Aktuelle Neurologie 2009; 36 - P627
DOI: 10.1055/s-0029-1238720

Das Foix-Chavany-Marie-Syndrom als Vorläufer einer primären progressiven Aphasie?

I Uttner 1, B Brendel 1, B Lindner-Pfleghar 1, J Brettschneider 1, A Riecker 1
  • 1Ulm, Tübingen

Hintergrund: Das Foix-Chavany-Marie-Syndrom (FCMS) oder anteriore Operculumsyndrom ist ein seltenes, durch zumeist bilaterale Schädigungen der frontoparietalen Opercula verursachtes Störungsbild. Charakteristisch ist eine schwere Beeinträchtigung willkürlicher Bewegungen im Bereich der Gesichts-, Kiefer-, Zungen- und Pharynxmuskulatur, während unwillkürliche, automatische Bewegungen dieser Muskelgruppen möglich sind. Häufigste Ursache des FCMS sind Ischämien, entzündliche und raumfordernde Prozesse sowie, sehr selten, neurodegenerative Erkrankungen. Hier berichten wir über eine Patientin mit progredienten Sprech- und Schluckstörungen seit vier Jahren, die jetzt zusätzlich erste schriftsprachliche Auffälligkeiten als möglichen Hinweis für eine primär progressive Aphasie entwickelte.

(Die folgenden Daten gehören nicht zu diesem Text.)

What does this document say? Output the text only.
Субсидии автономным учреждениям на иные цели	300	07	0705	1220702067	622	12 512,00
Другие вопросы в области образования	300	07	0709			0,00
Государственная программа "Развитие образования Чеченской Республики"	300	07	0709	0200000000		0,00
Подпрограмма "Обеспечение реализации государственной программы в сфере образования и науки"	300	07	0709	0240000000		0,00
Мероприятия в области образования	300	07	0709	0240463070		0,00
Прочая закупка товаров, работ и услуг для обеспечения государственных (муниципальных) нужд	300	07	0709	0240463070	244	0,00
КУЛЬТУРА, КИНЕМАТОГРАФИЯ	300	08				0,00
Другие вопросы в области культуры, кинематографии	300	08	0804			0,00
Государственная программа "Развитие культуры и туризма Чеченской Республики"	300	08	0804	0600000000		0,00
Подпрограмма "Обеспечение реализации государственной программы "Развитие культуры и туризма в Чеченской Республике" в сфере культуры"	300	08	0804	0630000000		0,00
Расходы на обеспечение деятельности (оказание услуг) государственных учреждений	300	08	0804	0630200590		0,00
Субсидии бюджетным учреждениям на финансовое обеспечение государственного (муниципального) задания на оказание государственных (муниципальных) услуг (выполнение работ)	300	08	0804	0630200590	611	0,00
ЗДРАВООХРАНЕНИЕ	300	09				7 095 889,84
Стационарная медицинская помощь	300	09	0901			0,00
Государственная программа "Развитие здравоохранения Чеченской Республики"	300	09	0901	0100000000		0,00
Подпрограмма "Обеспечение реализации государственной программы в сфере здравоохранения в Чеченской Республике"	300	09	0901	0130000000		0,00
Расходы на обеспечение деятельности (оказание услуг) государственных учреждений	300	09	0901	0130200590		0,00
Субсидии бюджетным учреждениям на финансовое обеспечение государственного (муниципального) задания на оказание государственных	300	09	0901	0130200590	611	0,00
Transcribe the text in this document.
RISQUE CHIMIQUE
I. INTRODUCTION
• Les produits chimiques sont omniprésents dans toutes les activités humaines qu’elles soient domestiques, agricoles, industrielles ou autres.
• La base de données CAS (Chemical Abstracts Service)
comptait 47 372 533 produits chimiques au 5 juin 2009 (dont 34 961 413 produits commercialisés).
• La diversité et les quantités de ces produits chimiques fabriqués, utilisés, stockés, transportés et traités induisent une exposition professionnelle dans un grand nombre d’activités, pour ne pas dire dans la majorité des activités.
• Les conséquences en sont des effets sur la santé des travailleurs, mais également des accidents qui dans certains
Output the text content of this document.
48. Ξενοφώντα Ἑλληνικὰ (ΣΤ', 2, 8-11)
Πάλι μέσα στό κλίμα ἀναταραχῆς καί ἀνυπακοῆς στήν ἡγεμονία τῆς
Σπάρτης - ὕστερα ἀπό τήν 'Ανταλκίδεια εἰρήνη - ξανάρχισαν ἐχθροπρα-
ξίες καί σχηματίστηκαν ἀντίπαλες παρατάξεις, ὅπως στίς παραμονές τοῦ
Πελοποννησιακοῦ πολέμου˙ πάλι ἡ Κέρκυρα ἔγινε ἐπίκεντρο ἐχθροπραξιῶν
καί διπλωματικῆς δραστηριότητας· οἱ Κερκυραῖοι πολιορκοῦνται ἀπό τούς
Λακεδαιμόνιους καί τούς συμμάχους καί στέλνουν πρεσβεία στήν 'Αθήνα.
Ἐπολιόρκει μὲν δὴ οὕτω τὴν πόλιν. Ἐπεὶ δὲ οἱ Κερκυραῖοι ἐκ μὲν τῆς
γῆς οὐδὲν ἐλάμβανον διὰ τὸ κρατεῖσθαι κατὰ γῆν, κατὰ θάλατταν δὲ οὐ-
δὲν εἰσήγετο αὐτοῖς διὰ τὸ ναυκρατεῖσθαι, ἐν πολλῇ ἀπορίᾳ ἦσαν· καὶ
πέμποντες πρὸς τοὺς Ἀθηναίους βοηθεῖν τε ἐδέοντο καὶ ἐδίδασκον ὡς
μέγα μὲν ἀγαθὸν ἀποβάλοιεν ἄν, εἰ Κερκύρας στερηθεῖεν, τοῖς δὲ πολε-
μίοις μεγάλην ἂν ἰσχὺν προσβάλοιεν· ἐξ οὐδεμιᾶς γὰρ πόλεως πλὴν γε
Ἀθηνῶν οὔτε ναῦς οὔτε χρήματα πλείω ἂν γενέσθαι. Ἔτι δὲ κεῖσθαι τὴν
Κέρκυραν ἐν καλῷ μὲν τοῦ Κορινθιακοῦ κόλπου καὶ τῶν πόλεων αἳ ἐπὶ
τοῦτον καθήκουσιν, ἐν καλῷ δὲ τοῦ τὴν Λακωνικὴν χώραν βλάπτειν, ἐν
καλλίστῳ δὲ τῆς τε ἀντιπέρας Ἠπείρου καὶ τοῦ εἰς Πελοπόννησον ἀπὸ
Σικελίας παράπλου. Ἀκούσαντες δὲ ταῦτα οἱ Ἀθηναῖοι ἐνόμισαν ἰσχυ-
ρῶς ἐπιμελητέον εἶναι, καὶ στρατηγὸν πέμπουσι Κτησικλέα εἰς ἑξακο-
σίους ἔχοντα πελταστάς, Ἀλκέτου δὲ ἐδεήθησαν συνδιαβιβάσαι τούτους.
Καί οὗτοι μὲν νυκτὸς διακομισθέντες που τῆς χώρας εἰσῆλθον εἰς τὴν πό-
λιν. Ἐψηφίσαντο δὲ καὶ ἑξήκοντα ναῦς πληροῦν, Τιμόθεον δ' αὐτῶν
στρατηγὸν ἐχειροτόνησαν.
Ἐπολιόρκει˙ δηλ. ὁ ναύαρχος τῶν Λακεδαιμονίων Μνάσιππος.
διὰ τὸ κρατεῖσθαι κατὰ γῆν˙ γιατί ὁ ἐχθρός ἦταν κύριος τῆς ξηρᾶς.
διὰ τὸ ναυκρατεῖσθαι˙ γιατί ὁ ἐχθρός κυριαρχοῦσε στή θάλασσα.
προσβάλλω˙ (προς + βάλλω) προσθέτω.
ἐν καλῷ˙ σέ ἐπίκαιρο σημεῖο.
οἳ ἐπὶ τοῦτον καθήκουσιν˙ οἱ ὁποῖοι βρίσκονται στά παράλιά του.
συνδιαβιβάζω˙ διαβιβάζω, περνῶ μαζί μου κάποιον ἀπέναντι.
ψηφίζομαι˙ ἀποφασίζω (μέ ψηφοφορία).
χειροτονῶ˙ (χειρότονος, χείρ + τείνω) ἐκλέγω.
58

Ergebnisse: Die Untersuchung der 56-jährigen Patientin zeigte eine ausgeprägte Sprechapraxie mit oralen Suchbewegungen, Lautentstellungen und hoher Fehlervariabilität, eine buccofaziale Apraxie mit massiv beeinträchtigten Intentionsbewegungen der orofazialen Muskulatur sowie eine „emotional facial paresis“. Im Aachener-Aphasie Test fanden sich Hinweise auf eine Störung schriftsprachlicher Leistungen mit orthographischen Unsicherheiten und Buchstabenauslassungen sowie -vertauschungen. Fiberendoskopisch ergab sich eine Dysphagie mit Störung der oralen und pharyngealen Phase mit erheblich verzögerter Auslösung des Schluckreflexes. Dieser ließ sich jedoch durch Reizung im Bereich der Epiglottis problemlos initiieren. Im cMRT fand sich eine diskrete Atrophie des frontotemporalen Operculum einschließlich der Insel rechts ohne Zeichen eines vaskulären Prozesses. Das Glukose-PET zeigte passend dazu einen Hypometabolismus in diesem Bereich und eine leichte Minderutilisation im rechten Temporal- und Parietallappen. Die Laborwerte einschließlich Tau – und Amyloid-β 1–42– Protein im Liquor waren unauffällig.

Schlussfolgerungen: Die Befunde zeigen das typische Bild eines FCMS mit gestörter intentionaler- und erhaltener unwillkürlicher Innervation der Gesichts-, Kiefer, Zungen- und Pharynxmuskulatur. Anamnese und Bildgebung verweisen auf einen neurodegenerativen Entstehungshintergrund, wobei die jetzt neu aufgetretenen schriftsprachlichen Beeinträchtigungen eine beginnende Aphasie nahe legen und angesichts der sonst unauffälligen kognitiven Leistungen differenzialdiagnostisch an die Möglichkeit einer primär progressiven Aphasie denken lassen.